Lo standard FCI descrive la razza come vivace, allegra e rapida, e tutti e tre gli aggettivi reggono alla prova dei fatti. Il Terrier giapponese funziona a scatti: qualche minuto a tutta velocità dietro a una pallina o a una foglia portata dal vento, poi subito di nuovo appoggiato contro la gamba di qualcuno. L'attaccamento è forte e di solito mirato: quasi tutti scelgono una persona e le restano vicino, cosa per cui il gruppo dei terrier non è certo famoso e che rende le giornate lunghe da solo in casa una pessima idea. Con gli estranei si tiene in disparte e osserva, poi si scioglie in fretta appena vede tranquilla la sua persona. Quello che non sopporta sono le maniere pesanti.
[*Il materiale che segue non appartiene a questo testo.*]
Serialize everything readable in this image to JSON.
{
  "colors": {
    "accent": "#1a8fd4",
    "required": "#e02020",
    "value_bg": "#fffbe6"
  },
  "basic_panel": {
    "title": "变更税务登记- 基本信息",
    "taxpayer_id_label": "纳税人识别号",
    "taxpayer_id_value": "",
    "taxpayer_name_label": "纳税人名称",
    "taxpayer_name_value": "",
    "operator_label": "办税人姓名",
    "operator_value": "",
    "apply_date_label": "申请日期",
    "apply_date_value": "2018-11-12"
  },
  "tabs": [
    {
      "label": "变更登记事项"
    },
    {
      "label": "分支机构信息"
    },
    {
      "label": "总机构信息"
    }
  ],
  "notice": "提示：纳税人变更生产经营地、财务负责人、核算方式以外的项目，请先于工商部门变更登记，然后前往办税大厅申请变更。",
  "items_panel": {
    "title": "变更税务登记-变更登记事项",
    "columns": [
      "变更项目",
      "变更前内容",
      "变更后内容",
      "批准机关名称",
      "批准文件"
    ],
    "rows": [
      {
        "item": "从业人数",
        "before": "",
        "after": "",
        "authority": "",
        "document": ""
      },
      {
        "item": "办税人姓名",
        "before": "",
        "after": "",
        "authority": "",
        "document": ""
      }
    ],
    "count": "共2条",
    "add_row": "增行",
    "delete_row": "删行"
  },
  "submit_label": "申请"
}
Un tono di voce alzato, uno strattone al guinzaglio o una correzione ripetuta tre volte lo fanno chiudere, e per riportare in fiducia un Terrier giapponese che si è chiuso servono settimane.
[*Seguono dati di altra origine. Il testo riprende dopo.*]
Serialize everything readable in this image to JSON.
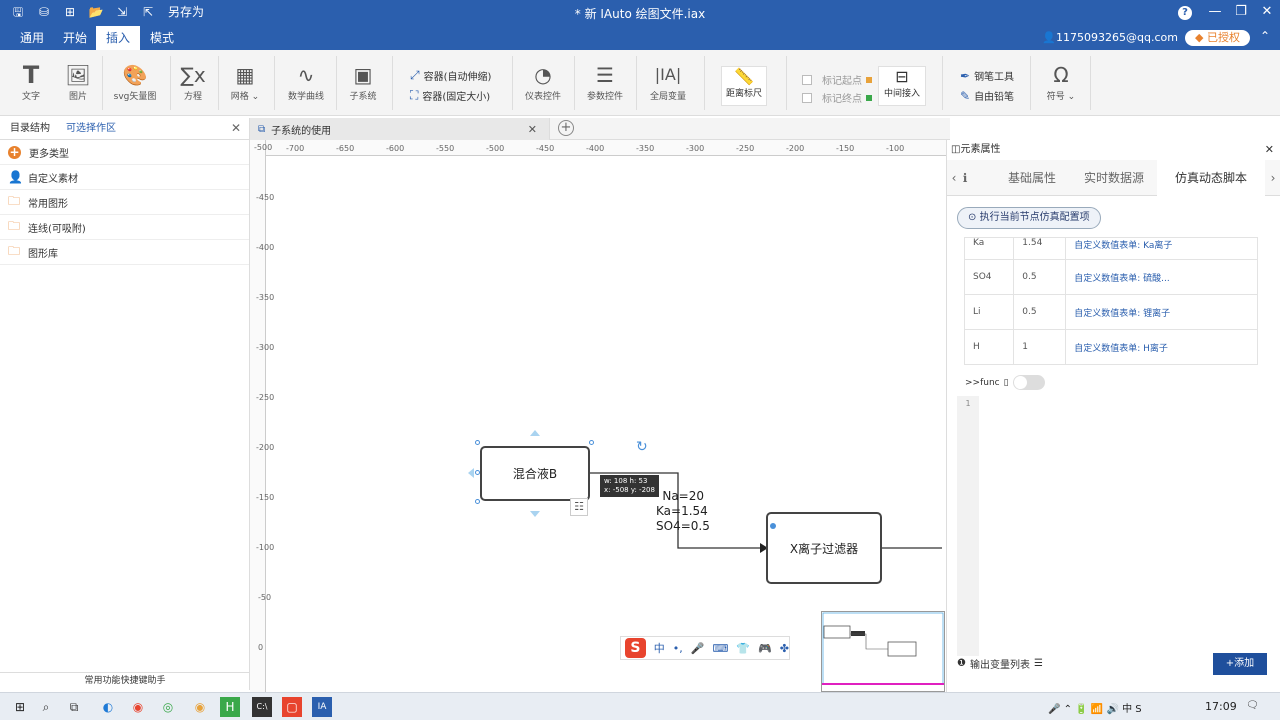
{
  "titlebar": {
    "title": "* 新 IAuto 绘图文件.iax",
    "save_as": "另存为",
    "help": "?"
  },
  "menubar": {
    "items": [
      "通用",
      "开始",
      "插入",
      "模式"
    ],
    "active": "插入",
    "user": "1175093265@qq.com",
    "auth": "已授权"
  },
  "ribbon": {
    "text": "文字",
    "image": "图片",
    "svg": "svg矢量图",
    "equation": "方程",
    "grid": "网格",
    "curve": "数学曲线",
    "subsystem": "子系统",
    "container_auto": "容器(自动伸缩)",
    "container_fixed": "容器(固定大小)",
    "gauge": "仪表控件",
    "param": "参数控件",
    "globalvar": "全局变量",
    "distance": "距离标尺",
    "mark_start": "标记起点",
    "mark_end": "标记终点",
    "mid_access": "中间接入",
    "pen": "钢笔工具",
    "pencil": "自由铅笔",
    "symbol": "符号"
  },
  "left_panel": {
    "tabs": [
      "目录结构",
      "可选择作区"
    ],
    "items": [
      "更多类型",
      "自定义素材",
      "常用图形",
      "连线(可吸附)",
      "图形库"
    ],
    "footer": "常用功能快捷键助手"
  },
  "doc_tab": {
    "label": "子系统的使用"
  },
  "ruler_h": [
    "-700",
    "-650",
    "-600",
    "-550",
    "-500",
    "-450",
    "-400",
    "-350",
    "-300",
    "-250",
    "-200",
    "-150",
    "-100"
  ],
  "ruler_v": [
    "-500",
    "-450",
    "-400",
    "-350",
    "-300",
    "-250",
    "-200",
    "-150",
    "-100",
    "-50",
    "0"
  ],
  "canvas": {
    "nodeA": "混合液B",
    "nodeB": "X离子过滤器",
    "size_tip": "w: 108  h: 53",
    "pos_tip": "x: -508  y: -208",
    "flow_lines": [
      "Na=20",
      "Ka=1.54",
      "SO4=0.5"
    ]
  },
  "ime": {
    "lang": "中",
    "punct": "•,"
  },
  "right_panel": {
    "title": "元素属性",
    "tabs": [
      "基础属性",
      "实时数据源",
      "仿真动态脚本"
    ],
    "active_tab": "仿真动态脚本",
    "exec_btn": "执行当前节点仿真配置项",
    "rows": [
      {
        "name": "Ka",
        "value": "1.54",
        "link": "自定义数值表单: Ka离子"
      },
      {
        "name": "SO4",
        "value": "0.5",
        "link": "自定义数值表单: 硫酸..."
      },
      {
        "name": "Li",
        "value": "0.5",
        "link": "自定义数值表单: 锂离子"
      },
      {
        "name": "H",
        "value": "1",
        "link": "自定义数值表单: H离子"
      }
    ],
    "func_label": ">>func",
    "line_no": "1",
    "output_label": "输出变量列表",
    "add_btn": "+添加"
  },
  "taskbar": {
    "time": "17:09"
  }
}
Censimento BreedQuest: Riconosciuto dal Japan Kennel Club nel 1930 e iscritto allo standard FCI come n. 259 nel Gruppo 3, con meno di cento cuccioli registrati all'anno in Giappone per tutti gli anni 2020.

Abitudini e peculiarità

Due millimetri di pelo

Lo standard indica un pelo di circa 2 mm, e sotto non c'è sottopelo. Nelle mattine fredde trema, e trova l'unico quadrato caldo di pavimento della casa prima ancora che tu ti accorga che esiste.

Attaccato alle caviglie

Sceglie una persona e le resta entro un metro: divano, cucina, bagno, tutto. La famosa indipendenza dei terrier ha saltato quasi del tutto questa razza.

Scatta, poi crolla

Il gioco arriva in episodi brevi e veloci e finisce di colpo, con un pisolino contro la coscia di qualcuno. Non è un cane che gira per casa in cerca di un lavoro da fare.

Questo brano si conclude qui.